The News24 article adds that the report further unpacks the cost savings emanating from the 5GW additional capacity.
It assumes Eskom’s 2020/21 cost of OCGTs at R3.04/ kWh, coal at R0.42/kWh, and renewables prices of R0.68/kWh.
According to Meridian’s analysis, the cost of an additional 5 GW that would have generated 13.8 terawatt-hours (TWh) of power would have cost R9.4 billion. But given the reduced reliance on OCGTs, there would have been an R8.2 billion cost-saving on diesel. Renewable energy would have also reduced dependence on coal generation – by nearly 10 TWh – and this would have saved R4.2 billion on coal. “The net energy savings would have achieved a cost reduction for the year of R3 billion.”
Meridian estimates the cost of relying on 2GW of battery storage would have been just over R2 billion. But if Eskom avoided load shedding altogether it would have made more sales and raised R1.65 billion in revenue.
Taking all this into account, Eskom’s costs would have been reduced by R2.5 billion and reduction in tariffs for consumers by 2.2 c/kWh.
An intervention to end load shedding
The News24 article points out that, looking forward, Meridian suggests that this intervention could end load shedding and save Eskom above R10 billion per year (based on current fuel prices).
The report also highlights that the intervention would help Eskom cut its emissions due to reducing the burning of coal and diesel. Eskom’s emissions for 2021 were 206.8 Megatons, but it would have reduced this by 13.6 megatons or 6.6%.
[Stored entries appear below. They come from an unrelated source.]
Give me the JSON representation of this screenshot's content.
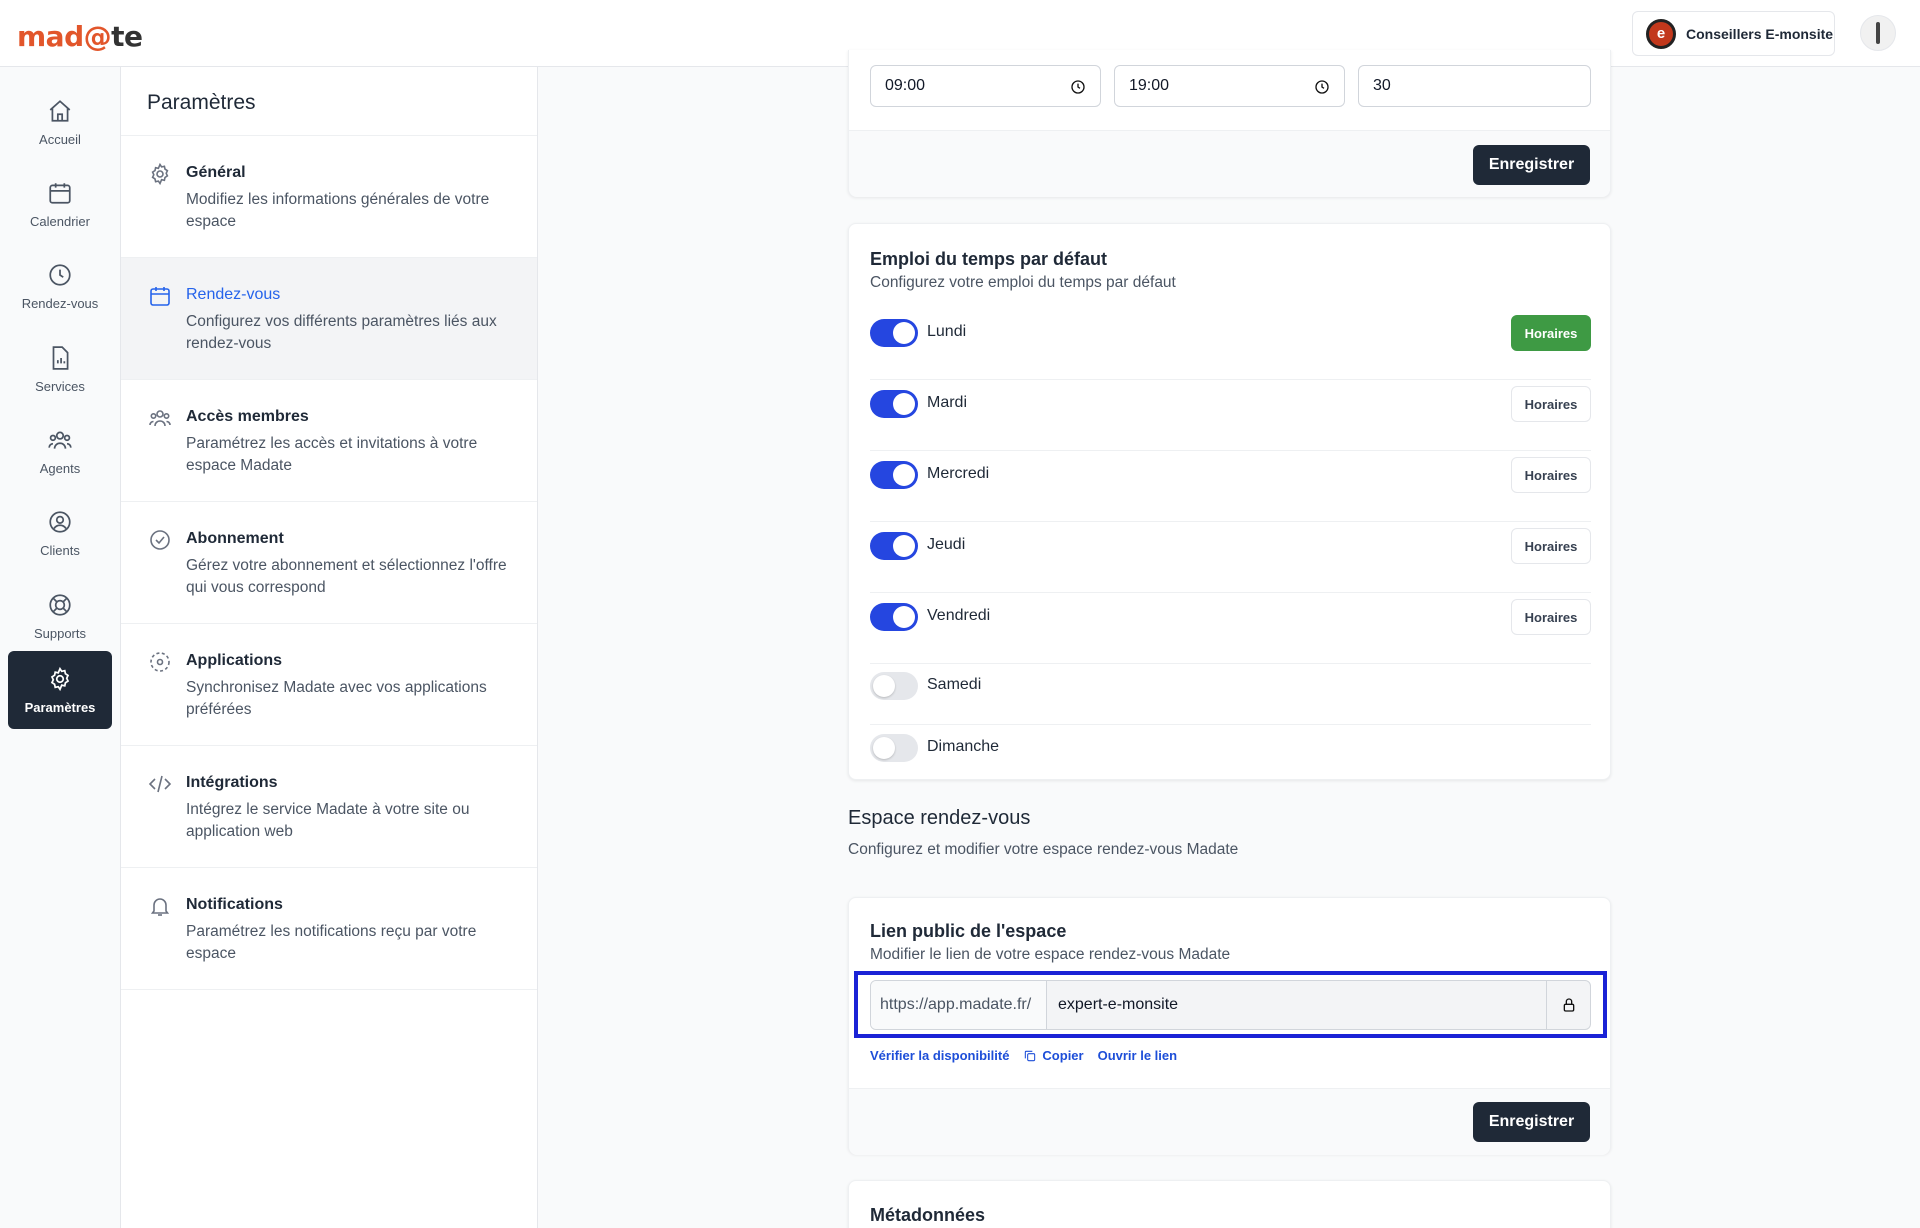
{
  "brand": {
    "logo_prefix": "mad",
    "logo_mid": "@",
    "logo_suffix": "te"
  },
  "header": {
    "account_initial": "e",
    "account_name": "Conseillers E-monsite"
  },
  "sidenav": {
    "items": [
      {
        "label": "Accueil",
        "icon": "home-icon"
      },
      {
        "label": "Calendrier",
        "icon": "calendar-icon"
      },
      {
        "label": "Rendez-vous",
        "icon": "clock-icon"
      },
      {
        "label": "Services",
        "icon": "document-chart-icon"
      },
      {
        "label": "Agents",
        "icon": "users-icon"
      },
      {
        "label": "Clients",
        "icon": "user-circle-icon"
      },
      {
        "label": "Supports",
        "icon": "lifebuoy-icon"
      },
      {
        "label": "Paramètres",
        "icon": "gear-icon",
        "active": true
      }
    ]
  },
  "settings": {
    "title": "Paramètres",
    "items": [
      {
        "title": "Général",
        "desc": "Modifiez les informations générales de votre espace",
        "icon": "gear-icon"
      },
      {
        "title": "Rendez-vous",
        "desc": "Configurez vos différents paramètres liés aux rendez-vous",
        "icon": "calendar-icon",
        "active": true
      },
      {
        "title": "Accès membres",
        "desc": "Paramétrez les accès et invitations à votre espace Madate",
        "icon": "users-icon"
      },
      {
        "title": "Abonnement",
        "desc": "Gérez votre abonnement et sélectionnez l'offre qui vous correspond",
        "icon": "check-circle-icon"
      },
      {
        "title": "Applications",
        "desc": "Synchronisez Madate avec vos applications préférées",
        "icon": "sync-icon"
      },
      {
        "title": "Intégrations",
        "desc": "Intégrez le service Madate à votre site ou application web",
        "icon": "code-icon"
      },
      {
        "title": "Notifications",
        "desc": "Paramétrez les notifications reçu par votre espace",
        "icon": "bell-icon"
      }
    ]
  },
  "hours_card": {
    "start": "09:00",
    "end": "19:00",
    "interval": "30",
    "save_label": "Enregistrer"
  },
  "schedule": {
    "title": "Emploi du temps par défaut",
    "subtitle": "Configurez votre emploi du temps par défaut",
    "horaires_label": "Horaires",
    "days": [
      {
        "label": "Lundi",
        "enabled": true
      },
      {
        "label": "Mardi",
        "enabled": true
      },
      {
        "label": "Mercredi",
        "enabled": true
      },
      {
        "label": "Jeudi",
        "enabled": true
      },
      {
        "label": "Vendredi",
        "enabled": true
      },
      {
        "label": "Samedi",
        "enabled": false
      },
      {
        "label": "Dimanche",
        "enabled": false
      }
    ]
  },
  "espace": {
    "title": "Espace rendez-vous",
    "subtitle": "Configurez et modifier votre espace rendez-vous Madate"
  },
  "public_link": {
    "title": "Lien public de l'espace",
    "subtitle": "Modifier le lien de votre espace rendez-vous Madate",
    "prefix": "https://app.madate.fr/",
    "slug": "expert-e-monsite",
    "verify_label": "Vérifier la disponibilité",
    "copy_label": "Copier",
    "open_label": "Ouvrir le lien",
    "save_label": "Enregistrer"
  },
  "metadata": {
    "title": "Métadonnées"
  },
  "colors": {
    "accent": "#2546e0",
    "success": "#3e9a44",
    "dark": "#1f2937",
    "highlight": "#1a22d6"
  }
}
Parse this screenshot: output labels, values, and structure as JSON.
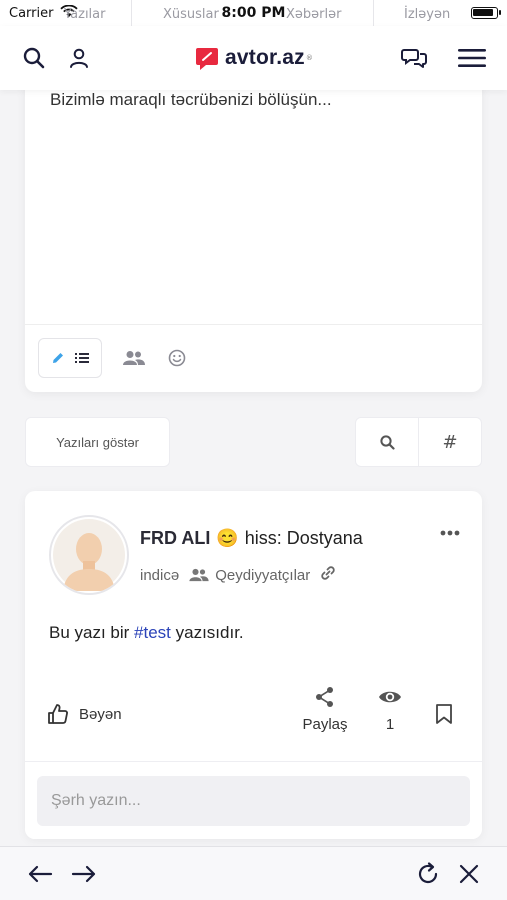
{
  "status": {
    "carrier": "Carrier",
    "time": "8:00 PM",
    "ghost_tabs": [
      "Yazılar",
      "Xüsuslar",
      "Xəbərlər",
      "İzləyən"
    ]
  },
  "header": {
    "logo_text": "avtor.az",
    "logo_reg": "®",
    "brand_color": "#e8293f"
  },
  "composer": {
    "placeholder": "Bizimlə maraqlı təcrübənizi bölüşün..."
  },
  "filters": {
    "show_posts": "Yazıları göstər",
    "hash_symbol": "#"
  },
  "post": {
    "author": "FRD ALI",
    "feeling": "hiss: Dostyana",
    "time": "indicə",
    "audience": "Qeydiyyatçılar",
    "content_prefix": "Bu yazı bir ",
    "hashtag": "#test",
    "content_suffix": " yazısıdır.",
    "like_label": "Bəyən",
    "share_label": "Paylaş",
    "views_count": "1",
    "comment_placeholder": "Şərh yazın..."
  },
  "colors": {
    "accent_blue": "#2b43b8",
    "icon_navy": "#1b1d3a"
  }
}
Meridian Economics warns that declining plant reliability, along with delays in procuring and connecting new generation capacity means that South Africa could return to Stage 6 load shedding, or Stage 8 load shedding may have to be introduced.
The article concludes by pointing out that, last year government named 25 preferred bidders in round 5 of the REIPPPP, which would add 2 583 MW of capacity to the grid. They are expected to reach financial close later this year. Bid Window 6 has been launched and seeks to procure as much as 2 600 MW of new generation capacity. The deadline for proposals is in August.
More business for turnaround professionals
Companies – those in financial distress and those who are struggling to adapt to changing market conditions – are facing a number of challenges in the market. These include, but are not limited to, shifting consumer demands, shifting consumer spending habits, rising inflation, and the global supply chain crisis. Add load shedding to this and you have a potent mix for possible disaster.
We cannot pull our punches here, we need to talk candidly about the challenges we face. Are companies not under enough pressure without the actions of Government? No wonder Deloitte expects more companies to enter into business rescue in the future.
Is Government fully committed to turning this country around? What actions are they taking to indicate this?